Embeddings are cheap per call but add up in bulk.

Dedupe content before embedding. Near-duplicate chunks waste 30–50% of an embedding budget.
Use cheaper dimensions. 768-dim Cohere or 512-dim OpenAI small often within 2% recall of 1536.
Re-use across tenants where safe. A generic doc embedded once serves many users.

For the memory side see vector memory for ai agents.

A week-one cost audit

If you inherit or launch an agent, run this audit in week one:

Per-task cost distribution. Plot cost per completed task. If p99 is > 10× p50, you have loops.
Model mix. What % of calls go to Opus? If > 30%, you probably have under-calibrated routing.
Cache hit rate. Anthropic exposes it. Below 60%? Fix cache boundaries.
Failed-call cost. Calls that errored still cost input tokens. If > 5% of spend, fix error handling.
Storage drift. Trace + embedding + memory storage grows linearly. Set retention policies on day one.

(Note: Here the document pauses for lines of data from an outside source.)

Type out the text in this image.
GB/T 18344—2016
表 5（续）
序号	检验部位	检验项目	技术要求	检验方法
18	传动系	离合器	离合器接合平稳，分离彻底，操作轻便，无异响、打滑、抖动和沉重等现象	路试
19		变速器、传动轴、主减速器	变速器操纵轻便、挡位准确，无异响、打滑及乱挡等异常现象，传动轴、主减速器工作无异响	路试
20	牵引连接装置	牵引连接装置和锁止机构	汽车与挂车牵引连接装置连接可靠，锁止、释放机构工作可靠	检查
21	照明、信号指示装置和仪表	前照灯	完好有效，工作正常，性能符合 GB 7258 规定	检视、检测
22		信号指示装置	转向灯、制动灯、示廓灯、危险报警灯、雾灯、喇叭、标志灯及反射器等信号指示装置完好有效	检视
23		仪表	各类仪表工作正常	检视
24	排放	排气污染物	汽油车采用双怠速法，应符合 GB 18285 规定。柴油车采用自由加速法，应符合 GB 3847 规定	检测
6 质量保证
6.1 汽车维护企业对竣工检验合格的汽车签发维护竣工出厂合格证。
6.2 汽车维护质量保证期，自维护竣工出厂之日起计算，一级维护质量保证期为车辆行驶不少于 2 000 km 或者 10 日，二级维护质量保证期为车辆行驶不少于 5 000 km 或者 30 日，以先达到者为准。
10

The first four are quick wins. The fifth prevents slow bleed.

What does not work (despite claims)

"Switch to a smaller model globally." Quality regression usually cancels the savings.
"Self-hosted open-weight models will save us." For most teams, ops cost > API savings below ~1B daily tokens.
"Just add a cache" without thinking about where the cacheable prefix is. Caching random suffixes accomplishes nothing.